The Nashville Sound: Authenticity, Commercialization, And Country Music
Nobody wants to be lied to. We who take our music seriously — be it country, punk, rap, or any other subgenre — are particularly petulant about this matter. That music with which we so closely identify, which speaks to our lives, had best not too obviously be a commercial product.
Richard A. Peterson’s 1997 study, Creating Country Music: Fabricating Authenticity (University of Chicago Press), does a fine job tracing these pressures through country music’s first 30 years. Joli Jensen, a communication professor at the University of Tulsa, picks up the story in the 1950s, at the dawn of rock ‘n’ roll, the arrival of television, and the creation of what came to be known as the Nashville Sound.
Jensen’s premise seems to be that the Nashville Sound was not — as is often said and written — a particular response to rock’s sudden prominence, but is a natural evolution driven by changes in radio (the inception of formats and charts) and the desire to expand market share.
Some of that may be true, but Jensen does a poor job proving her case. She writes a particularly stilted form of academese, is prone to broad and unsubstantiated summary statements, and offers virtually no primary research (with the exception of her discussion of Patsy Cline).
Begin with one of Jensen’s basic assumptions, that her experience in a Champaign, Illinois, bar in the late ’70s is directly analogous to a 1950s Southern honky tonk. Please. This is presented as a bald assertion, buttressed by the fact that touring country singers said it was so.

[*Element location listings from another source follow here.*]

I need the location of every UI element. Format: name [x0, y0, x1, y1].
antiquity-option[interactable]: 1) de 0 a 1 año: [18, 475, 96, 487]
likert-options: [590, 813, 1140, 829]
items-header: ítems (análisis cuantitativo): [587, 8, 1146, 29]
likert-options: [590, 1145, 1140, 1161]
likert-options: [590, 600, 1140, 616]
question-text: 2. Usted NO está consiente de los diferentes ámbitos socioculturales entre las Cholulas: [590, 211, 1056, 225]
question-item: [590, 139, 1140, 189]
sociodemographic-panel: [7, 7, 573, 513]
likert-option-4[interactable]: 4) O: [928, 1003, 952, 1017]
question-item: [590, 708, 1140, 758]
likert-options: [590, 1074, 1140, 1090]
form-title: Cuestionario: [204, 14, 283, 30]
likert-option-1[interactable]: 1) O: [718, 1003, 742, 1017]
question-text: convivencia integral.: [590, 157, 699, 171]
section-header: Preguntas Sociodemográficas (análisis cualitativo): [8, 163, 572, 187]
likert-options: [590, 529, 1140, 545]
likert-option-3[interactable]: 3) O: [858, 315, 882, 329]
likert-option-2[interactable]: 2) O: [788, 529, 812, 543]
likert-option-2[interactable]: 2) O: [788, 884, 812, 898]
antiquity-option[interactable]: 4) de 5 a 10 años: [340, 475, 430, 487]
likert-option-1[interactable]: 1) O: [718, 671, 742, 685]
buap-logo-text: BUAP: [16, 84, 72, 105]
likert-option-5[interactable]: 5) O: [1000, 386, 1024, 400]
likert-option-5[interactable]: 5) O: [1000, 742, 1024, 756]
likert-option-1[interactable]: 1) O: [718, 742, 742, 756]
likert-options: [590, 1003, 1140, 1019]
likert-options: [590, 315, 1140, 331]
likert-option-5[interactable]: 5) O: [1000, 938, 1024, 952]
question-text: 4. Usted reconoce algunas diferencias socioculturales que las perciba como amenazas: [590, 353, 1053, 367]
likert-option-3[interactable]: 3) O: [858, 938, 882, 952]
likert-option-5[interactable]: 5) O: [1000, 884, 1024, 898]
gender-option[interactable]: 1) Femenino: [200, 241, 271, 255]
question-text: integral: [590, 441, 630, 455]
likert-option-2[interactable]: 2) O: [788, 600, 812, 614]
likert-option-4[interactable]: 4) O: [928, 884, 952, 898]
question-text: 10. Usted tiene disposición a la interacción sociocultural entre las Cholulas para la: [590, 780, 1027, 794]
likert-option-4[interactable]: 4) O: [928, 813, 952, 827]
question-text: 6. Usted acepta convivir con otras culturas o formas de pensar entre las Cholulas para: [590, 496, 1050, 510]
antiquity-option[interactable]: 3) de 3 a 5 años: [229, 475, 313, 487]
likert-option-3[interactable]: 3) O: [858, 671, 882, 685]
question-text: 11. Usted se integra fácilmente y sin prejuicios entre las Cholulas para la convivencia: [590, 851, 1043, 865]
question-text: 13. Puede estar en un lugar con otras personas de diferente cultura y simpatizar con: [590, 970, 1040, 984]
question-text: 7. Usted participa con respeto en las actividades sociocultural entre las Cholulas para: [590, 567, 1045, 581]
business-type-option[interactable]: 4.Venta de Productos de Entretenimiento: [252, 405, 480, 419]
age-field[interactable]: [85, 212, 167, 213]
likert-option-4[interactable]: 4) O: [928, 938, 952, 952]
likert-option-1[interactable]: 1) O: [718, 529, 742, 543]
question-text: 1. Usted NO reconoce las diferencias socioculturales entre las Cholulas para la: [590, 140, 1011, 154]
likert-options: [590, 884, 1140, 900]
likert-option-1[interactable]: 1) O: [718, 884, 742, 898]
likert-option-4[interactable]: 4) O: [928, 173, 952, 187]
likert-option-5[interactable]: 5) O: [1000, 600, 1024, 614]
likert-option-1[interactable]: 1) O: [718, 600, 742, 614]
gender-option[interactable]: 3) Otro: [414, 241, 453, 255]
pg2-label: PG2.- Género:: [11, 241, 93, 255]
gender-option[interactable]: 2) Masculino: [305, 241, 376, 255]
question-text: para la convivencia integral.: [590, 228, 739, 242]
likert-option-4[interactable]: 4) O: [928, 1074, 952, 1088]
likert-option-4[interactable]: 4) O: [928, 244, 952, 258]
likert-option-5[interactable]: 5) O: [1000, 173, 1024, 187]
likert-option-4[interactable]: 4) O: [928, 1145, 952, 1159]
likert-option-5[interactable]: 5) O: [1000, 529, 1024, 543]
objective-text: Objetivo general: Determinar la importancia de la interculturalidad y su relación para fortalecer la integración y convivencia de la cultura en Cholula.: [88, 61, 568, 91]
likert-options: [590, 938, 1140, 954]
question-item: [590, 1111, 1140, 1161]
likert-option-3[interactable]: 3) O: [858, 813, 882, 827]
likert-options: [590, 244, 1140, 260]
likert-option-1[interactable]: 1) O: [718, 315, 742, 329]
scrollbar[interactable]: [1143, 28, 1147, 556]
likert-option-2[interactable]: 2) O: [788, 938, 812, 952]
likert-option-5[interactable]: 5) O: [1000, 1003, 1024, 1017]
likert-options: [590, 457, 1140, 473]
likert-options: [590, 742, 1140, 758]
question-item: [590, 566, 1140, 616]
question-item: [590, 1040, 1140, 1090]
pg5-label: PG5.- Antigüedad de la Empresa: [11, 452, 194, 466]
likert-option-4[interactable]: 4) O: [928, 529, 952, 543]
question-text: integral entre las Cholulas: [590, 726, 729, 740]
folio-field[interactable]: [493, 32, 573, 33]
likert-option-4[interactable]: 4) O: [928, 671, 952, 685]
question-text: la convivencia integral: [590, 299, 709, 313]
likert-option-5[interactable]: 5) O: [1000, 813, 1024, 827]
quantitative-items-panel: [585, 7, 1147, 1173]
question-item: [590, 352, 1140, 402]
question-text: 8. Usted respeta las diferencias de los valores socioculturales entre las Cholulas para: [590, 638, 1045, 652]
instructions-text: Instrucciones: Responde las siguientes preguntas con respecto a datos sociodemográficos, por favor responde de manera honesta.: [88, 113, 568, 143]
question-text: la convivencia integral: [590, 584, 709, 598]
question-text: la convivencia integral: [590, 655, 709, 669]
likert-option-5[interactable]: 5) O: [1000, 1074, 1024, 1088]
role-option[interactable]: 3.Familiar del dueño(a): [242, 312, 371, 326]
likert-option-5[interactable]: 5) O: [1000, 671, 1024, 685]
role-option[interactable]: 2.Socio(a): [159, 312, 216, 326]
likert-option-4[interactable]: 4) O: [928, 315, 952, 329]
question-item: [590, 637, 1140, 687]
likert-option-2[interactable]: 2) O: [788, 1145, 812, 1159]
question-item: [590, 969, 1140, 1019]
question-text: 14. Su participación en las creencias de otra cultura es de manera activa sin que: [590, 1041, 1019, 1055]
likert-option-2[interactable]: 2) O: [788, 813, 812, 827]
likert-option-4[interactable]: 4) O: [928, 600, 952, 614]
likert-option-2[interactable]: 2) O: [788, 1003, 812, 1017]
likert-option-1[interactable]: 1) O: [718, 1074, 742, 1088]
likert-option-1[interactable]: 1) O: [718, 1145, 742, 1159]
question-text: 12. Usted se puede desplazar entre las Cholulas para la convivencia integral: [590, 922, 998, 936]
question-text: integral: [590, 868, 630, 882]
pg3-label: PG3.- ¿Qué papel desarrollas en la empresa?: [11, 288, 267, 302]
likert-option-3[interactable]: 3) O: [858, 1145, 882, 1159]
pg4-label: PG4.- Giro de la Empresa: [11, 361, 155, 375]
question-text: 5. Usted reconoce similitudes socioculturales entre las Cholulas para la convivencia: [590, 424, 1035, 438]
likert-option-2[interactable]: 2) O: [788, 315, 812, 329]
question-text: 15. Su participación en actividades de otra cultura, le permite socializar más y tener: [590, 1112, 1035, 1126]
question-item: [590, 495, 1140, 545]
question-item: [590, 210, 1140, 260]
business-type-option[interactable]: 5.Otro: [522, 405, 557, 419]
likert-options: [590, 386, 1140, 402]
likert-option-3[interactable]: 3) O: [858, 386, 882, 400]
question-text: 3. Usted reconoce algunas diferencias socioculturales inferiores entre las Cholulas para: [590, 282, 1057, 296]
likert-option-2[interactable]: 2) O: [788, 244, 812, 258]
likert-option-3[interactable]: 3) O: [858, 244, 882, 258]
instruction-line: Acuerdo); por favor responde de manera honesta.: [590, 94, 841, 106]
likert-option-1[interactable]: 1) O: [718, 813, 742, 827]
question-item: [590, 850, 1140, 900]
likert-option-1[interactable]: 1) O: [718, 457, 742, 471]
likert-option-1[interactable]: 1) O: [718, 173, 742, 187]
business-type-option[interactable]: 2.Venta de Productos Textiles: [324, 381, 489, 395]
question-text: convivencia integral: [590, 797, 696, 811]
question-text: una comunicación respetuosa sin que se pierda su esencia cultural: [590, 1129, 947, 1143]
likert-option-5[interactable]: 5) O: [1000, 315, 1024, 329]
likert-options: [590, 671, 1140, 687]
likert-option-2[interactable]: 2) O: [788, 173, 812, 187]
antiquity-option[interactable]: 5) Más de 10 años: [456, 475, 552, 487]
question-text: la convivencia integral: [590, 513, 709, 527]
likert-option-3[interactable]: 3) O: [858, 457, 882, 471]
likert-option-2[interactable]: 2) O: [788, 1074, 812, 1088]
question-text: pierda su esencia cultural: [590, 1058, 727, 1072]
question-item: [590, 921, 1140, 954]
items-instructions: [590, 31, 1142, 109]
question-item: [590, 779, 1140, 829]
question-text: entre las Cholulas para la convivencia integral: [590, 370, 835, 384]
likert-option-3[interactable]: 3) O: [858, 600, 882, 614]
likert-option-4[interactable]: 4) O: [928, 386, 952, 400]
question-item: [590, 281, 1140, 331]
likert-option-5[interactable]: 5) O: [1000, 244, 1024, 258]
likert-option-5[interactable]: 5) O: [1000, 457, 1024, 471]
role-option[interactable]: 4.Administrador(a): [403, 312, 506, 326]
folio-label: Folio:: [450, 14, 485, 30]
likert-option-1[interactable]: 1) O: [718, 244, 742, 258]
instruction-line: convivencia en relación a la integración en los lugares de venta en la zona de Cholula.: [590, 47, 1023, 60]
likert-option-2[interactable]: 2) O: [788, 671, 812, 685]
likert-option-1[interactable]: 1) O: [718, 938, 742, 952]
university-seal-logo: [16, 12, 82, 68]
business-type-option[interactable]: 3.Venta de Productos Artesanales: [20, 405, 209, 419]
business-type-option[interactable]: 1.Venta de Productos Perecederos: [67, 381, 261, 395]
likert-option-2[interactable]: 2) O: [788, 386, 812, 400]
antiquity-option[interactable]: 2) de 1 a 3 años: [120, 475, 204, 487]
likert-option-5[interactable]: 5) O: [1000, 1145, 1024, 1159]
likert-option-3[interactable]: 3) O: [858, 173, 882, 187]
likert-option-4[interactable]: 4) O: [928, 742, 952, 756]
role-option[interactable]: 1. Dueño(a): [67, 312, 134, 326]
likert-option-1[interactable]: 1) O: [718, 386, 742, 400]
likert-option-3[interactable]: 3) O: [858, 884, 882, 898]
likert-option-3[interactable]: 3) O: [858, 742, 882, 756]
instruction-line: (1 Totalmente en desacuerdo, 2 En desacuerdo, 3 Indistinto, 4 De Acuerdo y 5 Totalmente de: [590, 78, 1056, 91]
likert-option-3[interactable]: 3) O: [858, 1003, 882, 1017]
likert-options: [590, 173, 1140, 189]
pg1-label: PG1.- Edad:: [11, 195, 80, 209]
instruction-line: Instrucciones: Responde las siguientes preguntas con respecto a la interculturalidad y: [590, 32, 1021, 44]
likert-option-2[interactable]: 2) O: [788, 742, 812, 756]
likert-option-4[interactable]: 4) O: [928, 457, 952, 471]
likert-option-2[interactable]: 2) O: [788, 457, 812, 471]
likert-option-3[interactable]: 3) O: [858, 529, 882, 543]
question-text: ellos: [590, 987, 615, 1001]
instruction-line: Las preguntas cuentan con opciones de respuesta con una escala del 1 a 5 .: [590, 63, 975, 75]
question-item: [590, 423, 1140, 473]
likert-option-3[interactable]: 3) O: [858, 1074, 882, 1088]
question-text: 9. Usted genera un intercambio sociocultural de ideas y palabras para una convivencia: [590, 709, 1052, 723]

And by what logic are we to accept the premise that Patsy Cline’s career, to the exclusion of all others, is an accurate representation of the development of the Nashville Sound? (And without even mentioning Ray Price?) Even if that were true, Jensen demonstrates no grasp of the creative process and seems particularly ill-suited to make sense of the process through which Cline’s style evolved.
Further, if everybody in Nashville thought rock was killing country — and had for evidence declining crowds and fewer radio outlets — why discount that as a motivation for change? Jensen makes the case that other forces played a part in that transformation, and is doubtless correct. But why on earth would you disbelieve the people making the music?
On and on and on. Altogether it is an unsatisfactory read. The margins of my reader’s copy are filled with notes of disagreement and frustration. Yes, Jensen has some good ideas, but they are poorly developed. Being provoked into argument is rarely a recommendation.